Regex for parse name with one or more words after double number and before 2 or more spaces

52 Views Asked by At

Problem: How create regex to parse "DISNAY LAND 2.0 GCP" like name from Array of lines in Scala like this:

DE1ALAT0002  32.4756  -86.4393  106.1 ZQ DISNAY LAND 2.0 GCP             23456

//For using in code:


val regex = """(?:[\d\.\d]){2}\s*(?:[\d.\d])\s*(ZQ)\s*([A-Z])""".r . // my attempt
  val getName = row match {
    case regex(name) => name
    case _ =>
  }

I'm sure only in:

1) there is different number of spaces between values 2) useful value "DISNAY LAND 2.0 GCP" come after double number and "ZQ" letters 3) name separating with one space and may consist of one or many words 4) name ending with two or more spaces

sorry if I repeat the question, but after a long search I did not find the right solution

Many thank for answers

1

There are 1 best solutions below

0
Wiktor Stribiżew On

You may use an .unanchored pattern like

\d\.\d+\s+ZQ\s+(\S+(?:\s\S+)*)

See the regex demo.
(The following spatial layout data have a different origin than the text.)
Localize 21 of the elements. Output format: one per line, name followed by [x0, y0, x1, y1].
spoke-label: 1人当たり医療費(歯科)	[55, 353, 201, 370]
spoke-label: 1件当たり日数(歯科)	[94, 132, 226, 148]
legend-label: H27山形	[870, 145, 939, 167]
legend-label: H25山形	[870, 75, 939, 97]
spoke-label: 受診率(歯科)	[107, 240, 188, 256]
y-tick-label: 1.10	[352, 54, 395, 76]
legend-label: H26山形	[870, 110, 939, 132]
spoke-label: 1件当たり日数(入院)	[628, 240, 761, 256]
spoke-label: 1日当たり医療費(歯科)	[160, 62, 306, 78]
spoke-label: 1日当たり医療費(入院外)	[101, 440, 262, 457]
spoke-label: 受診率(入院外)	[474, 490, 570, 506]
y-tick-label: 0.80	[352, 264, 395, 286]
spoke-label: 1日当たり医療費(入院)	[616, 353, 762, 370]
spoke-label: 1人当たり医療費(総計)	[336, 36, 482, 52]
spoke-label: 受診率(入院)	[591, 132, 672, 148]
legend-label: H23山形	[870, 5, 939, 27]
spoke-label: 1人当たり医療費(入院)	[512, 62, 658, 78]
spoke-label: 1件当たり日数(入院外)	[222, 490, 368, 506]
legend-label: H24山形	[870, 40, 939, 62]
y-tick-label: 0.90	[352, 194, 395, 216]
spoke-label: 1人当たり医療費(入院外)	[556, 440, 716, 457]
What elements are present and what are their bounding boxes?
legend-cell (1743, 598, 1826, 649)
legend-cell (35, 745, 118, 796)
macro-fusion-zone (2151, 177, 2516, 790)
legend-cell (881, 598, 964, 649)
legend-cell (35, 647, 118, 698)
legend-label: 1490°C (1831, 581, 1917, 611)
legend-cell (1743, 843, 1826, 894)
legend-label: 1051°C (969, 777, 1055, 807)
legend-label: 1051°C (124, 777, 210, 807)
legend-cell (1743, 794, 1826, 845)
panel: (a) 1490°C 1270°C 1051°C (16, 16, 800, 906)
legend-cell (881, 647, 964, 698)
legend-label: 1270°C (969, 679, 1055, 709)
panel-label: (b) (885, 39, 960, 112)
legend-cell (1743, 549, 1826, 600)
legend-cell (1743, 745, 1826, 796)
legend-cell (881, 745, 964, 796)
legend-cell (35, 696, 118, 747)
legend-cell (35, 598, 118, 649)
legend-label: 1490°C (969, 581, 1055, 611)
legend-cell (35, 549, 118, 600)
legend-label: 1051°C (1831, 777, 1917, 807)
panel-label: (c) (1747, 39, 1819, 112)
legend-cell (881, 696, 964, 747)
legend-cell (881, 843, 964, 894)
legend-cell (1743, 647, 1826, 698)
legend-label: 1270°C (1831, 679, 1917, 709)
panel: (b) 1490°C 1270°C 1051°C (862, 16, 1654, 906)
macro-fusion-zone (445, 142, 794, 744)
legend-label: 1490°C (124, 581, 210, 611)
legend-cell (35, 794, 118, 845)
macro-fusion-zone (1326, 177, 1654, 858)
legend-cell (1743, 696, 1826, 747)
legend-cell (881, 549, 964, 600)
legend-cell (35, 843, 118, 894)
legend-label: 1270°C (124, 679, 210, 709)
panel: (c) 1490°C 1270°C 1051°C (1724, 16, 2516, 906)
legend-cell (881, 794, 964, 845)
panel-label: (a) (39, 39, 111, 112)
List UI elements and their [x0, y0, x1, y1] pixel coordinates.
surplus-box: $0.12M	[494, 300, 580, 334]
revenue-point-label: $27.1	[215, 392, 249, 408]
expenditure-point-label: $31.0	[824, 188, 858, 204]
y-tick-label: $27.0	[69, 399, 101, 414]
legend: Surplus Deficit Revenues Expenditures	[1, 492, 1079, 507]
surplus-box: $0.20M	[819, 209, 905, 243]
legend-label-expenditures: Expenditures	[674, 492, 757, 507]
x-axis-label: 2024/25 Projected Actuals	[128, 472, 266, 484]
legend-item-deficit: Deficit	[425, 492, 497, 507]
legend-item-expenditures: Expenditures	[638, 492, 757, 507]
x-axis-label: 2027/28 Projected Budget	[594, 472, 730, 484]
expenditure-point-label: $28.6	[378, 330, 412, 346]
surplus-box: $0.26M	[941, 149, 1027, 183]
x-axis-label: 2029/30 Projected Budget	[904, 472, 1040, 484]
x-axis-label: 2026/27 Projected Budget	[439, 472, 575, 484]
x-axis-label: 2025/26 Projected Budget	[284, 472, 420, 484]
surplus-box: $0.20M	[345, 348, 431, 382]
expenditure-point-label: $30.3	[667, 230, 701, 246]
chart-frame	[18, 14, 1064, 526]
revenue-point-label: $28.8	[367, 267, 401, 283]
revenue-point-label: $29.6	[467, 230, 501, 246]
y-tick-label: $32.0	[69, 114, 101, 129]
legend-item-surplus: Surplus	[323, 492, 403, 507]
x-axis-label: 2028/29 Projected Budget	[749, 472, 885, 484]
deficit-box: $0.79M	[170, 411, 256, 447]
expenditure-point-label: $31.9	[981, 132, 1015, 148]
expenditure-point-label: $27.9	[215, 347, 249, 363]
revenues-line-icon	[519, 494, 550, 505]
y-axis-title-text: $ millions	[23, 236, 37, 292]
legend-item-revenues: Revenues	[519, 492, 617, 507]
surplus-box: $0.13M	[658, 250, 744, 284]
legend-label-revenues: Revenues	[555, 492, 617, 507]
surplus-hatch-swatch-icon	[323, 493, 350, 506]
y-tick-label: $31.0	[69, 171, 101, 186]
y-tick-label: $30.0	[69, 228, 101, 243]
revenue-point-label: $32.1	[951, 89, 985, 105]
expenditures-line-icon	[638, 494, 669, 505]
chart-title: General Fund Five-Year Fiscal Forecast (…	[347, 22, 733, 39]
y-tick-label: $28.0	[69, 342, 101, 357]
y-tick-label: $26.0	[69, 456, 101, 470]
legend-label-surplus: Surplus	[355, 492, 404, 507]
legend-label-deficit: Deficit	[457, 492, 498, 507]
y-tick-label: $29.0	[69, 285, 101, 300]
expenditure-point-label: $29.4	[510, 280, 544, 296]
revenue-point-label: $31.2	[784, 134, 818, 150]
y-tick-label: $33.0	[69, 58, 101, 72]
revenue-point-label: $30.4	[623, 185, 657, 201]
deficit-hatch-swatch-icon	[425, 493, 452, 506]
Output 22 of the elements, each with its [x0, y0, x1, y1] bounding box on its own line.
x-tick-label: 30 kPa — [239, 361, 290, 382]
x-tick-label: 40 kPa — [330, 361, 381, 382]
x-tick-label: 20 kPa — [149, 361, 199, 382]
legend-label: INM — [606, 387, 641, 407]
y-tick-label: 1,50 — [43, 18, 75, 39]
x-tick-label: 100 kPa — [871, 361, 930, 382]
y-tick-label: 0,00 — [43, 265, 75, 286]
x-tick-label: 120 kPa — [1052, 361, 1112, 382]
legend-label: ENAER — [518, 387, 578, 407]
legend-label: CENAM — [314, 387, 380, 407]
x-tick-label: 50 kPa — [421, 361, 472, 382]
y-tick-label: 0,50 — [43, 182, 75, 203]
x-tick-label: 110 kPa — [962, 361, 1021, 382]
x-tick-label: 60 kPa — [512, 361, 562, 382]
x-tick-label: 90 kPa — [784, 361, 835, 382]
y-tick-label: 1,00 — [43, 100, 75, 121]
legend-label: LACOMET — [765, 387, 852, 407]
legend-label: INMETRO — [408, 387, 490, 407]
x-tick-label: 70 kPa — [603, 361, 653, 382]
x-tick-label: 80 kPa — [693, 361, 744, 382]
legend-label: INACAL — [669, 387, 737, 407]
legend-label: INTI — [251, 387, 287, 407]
Details

  • \d\.\d+ - 1 digit, . and then 1+ digits
  • \s+ - 1+ whitespaces
  • ZQ - ZQ substring
  • \s+ - 1+ whitespaces (here, the left-hand side context definition ends, now, starting to capture the value we need to return)
  • (\S+(?:\s\S+)*) - Capturing group 1:
    • \S+ - 1 or more non-whitespace chars
    • (?:\s\S+)* - a non-capturing group that matches 0 or more sequences of a single whitespace (\s) and then 1+ non-whitespace chars (so, up to the double whitespace or end of string).

Scala demo:

val regex = """\d\.\d+\s+ZQ\s+(\S+(?:\s\S+)*)""".r.unanchored
val row = "DE1ALAT0002  32.4756  -86.4393  106.1 ZQ DISNAY LAND 2.0 GCP             23456"
val getName = row match {
  case regex(name) => name
  case _ =>
}
print(getName) 

Output: DISNAY LAND 2.0 GCP